In [1]:
import findspark
findspark.init()

In [2]:
from pyspark.sql import SparkSession
from pyspark.sql.functions import *
from pyspark.sql.streaming import *
from pyspark.sql.types import *

spark = SparkSession.builder.master("local").appName("FromJson").getOrCreate()
sc = spark.sparkContext

In [8]:
# sql adaptive query execution adaptive.coalescePartitions.enabled will makr paritions dynamic
sc.setLogLevel("Error")
spark.conf.set("spark.sql.shuffle.partitions",3)
spark.conf.get("spark.sql.shuffle.partitions")
spark.conf.set("spark.sql.adaptive.enabled","false")
spark.conf.set("spark.sql.adaptive.coalescePartitions.enabled","false")

"""
for IOT data, we have a column of String type with Json Data can be achieved in following three ways
import from sql functions
json_tuple - disadvantage is we should know the column name, is case sensitive
from_json - preferable method. We need two things, schema of the json column and data of column
to_json - when we have struct type and convert to json, we use to_json
"""
filepath = "file:///C:/Users/venka/PycharmProjects/pythonProject/dataset/"
df = spark.read.option("header",True) \
                .option("multiline",True) \
                .option("escape","\"") \
                .csv(filepath + "IntFromJson.csv",inferSchema=True)
df.show()

+-------------+--------------+--------------------+
|PartitionDate|        Status|             request|
+-------------+--------------+--------------------+
|   2020-06-30|Internal Error|{"Response":{"Mes...|
|   2020-06-30|       Success|{"Response":{"Mes...|
+-------------+--------------+--------------------+



In [9]:
df.printSchema()

root
 |-- PartitionDate: date (nullable = true)
 |-- Status: string (nullable = true)
 |-- request: string (nullable = true)



In [10]:
df.select("*",json_tuple("request","Response")).drop("request").show()

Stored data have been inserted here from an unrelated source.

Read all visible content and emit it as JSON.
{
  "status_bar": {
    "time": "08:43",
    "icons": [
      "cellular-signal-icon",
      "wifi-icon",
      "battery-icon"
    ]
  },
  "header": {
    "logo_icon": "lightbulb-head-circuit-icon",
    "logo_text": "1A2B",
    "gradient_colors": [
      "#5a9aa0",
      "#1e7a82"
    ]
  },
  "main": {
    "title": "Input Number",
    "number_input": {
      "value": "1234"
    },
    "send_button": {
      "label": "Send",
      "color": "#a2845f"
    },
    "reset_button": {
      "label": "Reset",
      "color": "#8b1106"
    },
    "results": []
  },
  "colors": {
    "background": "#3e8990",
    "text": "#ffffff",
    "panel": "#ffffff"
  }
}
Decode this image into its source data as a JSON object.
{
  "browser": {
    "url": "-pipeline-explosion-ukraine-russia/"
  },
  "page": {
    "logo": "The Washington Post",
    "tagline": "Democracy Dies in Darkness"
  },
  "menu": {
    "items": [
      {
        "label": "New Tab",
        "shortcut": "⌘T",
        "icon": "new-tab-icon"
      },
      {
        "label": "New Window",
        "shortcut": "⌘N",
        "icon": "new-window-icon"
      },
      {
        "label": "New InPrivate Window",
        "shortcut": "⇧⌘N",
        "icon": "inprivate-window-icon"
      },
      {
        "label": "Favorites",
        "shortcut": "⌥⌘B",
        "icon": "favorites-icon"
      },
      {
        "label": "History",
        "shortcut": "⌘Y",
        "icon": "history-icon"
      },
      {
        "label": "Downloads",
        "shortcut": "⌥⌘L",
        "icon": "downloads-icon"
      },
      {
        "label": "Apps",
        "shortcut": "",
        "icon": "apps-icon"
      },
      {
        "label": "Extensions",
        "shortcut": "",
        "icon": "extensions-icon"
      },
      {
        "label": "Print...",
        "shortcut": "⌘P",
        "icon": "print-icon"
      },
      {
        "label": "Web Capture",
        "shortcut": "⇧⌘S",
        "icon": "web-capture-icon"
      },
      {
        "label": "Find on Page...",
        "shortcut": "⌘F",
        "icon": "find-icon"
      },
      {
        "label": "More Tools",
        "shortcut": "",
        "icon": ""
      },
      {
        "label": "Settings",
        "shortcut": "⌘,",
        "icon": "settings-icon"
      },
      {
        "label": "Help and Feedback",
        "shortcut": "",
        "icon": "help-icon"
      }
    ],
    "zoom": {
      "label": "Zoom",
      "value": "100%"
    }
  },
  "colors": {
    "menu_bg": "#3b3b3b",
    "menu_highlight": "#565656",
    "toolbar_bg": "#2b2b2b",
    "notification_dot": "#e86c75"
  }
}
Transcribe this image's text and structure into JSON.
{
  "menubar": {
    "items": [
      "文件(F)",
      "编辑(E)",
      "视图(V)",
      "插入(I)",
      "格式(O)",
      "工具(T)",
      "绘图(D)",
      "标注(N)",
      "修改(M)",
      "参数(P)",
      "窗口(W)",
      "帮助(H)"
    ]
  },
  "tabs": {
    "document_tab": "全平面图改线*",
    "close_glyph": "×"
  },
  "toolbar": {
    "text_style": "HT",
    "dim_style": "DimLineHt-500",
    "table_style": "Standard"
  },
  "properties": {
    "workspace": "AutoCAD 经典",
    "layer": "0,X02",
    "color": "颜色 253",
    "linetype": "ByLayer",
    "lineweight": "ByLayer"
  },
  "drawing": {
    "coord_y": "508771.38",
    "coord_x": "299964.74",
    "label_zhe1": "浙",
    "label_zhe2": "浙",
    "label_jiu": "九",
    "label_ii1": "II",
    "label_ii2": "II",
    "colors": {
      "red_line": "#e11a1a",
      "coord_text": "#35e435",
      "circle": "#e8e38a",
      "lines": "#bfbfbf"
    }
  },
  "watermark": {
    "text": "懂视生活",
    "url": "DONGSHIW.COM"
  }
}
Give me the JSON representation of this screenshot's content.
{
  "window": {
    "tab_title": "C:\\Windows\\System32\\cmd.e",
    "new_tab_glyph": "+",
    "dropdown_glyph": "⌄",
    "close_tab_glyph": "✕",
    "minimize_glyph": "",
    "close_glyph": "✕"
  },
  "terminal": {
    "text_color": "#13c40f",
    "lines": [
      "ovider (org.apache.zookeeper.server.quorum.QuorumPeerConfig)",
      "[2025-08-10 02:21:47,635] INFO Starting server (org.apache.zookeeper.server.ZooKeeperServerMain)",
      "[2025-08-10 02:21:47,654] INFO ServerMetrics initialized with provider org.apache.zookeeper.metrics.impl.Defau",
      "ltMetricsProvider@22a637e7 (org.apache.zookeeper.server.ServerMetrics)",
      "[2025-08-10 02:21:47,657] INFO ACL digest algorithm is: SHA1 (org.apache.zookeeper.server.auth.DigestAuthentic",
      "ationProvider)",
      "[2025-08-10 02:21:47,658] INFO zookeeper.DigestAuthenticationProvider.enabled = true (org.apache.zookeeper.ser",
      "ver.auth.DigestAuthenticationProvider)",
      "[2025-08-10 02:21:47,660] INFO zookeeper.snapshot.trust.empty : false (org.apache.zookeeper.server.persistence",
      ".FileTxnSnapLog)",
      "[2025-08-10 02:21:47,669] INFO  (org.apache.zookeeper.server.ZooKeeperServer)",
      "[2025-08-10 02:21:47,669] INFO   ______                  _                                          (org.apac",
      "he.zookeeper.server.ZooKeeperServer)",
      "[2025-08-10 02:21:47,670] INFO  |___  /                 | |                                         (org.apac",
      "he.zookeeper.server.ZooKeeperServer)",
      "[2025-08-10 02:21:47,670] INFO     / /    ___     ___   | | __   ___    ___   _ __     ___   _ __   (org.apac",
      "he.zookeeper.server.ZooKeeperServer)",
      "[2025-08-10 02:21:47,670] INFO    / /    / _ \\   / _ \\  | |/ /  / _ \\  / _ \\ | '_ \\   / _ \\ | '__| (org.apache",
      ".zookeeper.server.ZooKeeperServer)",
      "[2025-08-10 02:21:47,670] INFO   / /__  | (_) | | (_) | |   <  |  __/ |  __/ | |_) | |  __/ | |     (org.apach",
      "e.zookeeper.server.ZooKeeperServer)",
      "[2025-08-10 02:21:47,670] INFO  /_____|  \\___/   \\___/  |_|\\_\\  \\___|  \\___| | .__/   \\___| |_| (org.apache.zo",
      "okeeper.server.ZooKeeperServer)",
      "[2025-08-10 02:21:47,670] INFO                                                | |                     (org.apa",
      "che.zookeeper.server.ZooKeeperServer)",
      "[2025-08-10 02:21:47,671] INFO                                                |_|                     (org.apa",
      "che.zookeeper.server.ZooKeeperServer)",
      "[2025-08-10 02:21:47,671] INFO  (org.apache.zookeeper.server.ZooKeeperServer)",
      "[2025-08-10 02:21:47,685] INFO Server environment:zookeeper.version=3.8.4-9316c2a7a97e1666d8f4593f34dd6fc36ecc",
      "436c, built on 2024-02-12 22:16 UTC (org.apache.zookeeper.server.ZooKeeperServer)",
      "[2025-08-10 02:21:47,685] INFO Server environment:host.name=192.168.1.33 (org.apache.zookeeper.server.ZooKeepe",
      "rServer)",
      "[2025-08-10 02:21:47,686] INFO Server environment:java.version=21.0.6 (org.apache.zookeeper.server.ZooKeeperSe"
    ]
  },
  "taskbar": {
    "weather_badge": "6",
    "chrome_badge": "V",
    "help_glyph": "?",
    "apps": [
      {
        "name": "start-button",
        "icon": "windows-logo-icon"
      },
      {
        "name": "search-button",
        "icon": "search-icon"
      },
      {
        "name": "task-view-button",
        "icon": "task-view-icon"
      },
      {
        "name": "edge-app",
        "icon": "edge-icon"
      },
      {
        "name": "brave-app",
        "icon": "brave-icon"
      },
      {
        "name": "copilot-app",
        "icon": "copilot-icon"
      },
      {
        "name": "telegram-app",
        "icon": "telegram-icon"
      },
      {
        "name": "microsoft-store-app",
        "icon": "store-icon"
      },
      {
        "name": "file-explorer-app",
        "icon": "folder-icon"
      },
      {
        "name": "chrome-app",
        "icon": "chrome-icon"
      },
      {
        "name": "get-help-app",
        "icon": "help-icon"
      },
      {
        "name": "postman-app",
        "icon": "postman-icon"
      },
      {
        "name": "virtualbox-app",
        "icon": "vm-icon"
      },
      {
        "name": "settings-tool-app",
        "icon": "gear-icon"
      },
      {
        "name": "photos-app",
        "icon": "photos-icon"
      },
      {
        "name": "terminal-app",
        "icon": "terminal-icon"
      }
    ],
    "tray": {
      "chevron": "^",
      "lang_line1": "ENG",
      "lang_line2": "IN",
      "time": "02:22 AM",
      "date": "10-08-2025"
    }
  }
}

+-------------+--------------+--------------------+
|PartitionDate|        Status|                  c0|
+-------------+--------------+--------------------+
|   2020-06-30|Internal Error| {"MessageId":15432}|
|   2020-06-30|       Success|{"MessageId":1543...|
+-------------+--------------+--------------------+



In [16]:
#Method1 - using json tuple, is case sensitive use same name otherwise column values will be null
df.select("*",json_tuple("request","Response")).drop("request") \
.select("*",json_tuple("c0","MessageId","Latitude","longitude").alias("MessageId","Latitude","Longitude")) \
.drop("c0").show()

+-------------+--------------+---------+---------+---------+
|PartitionDate|        Status|MessageId| Latitude|Longitude|
+-------------+--------------+---------+---------+---------+
|   2020-06-30|Internal Error|    15432|     NULL|     NULL|
|   2020-06-30|       Success|    15432|-176.2989|   7.3614|
+-------------+--------------+---------+---------+---------+



In [19]:
#Method2 - using from_json
#convet to RDD
#convert RDD column and read json data
df.select(col("request").alias("jsoncol")).rdd.map(lambda x: x.jsoncol).collect()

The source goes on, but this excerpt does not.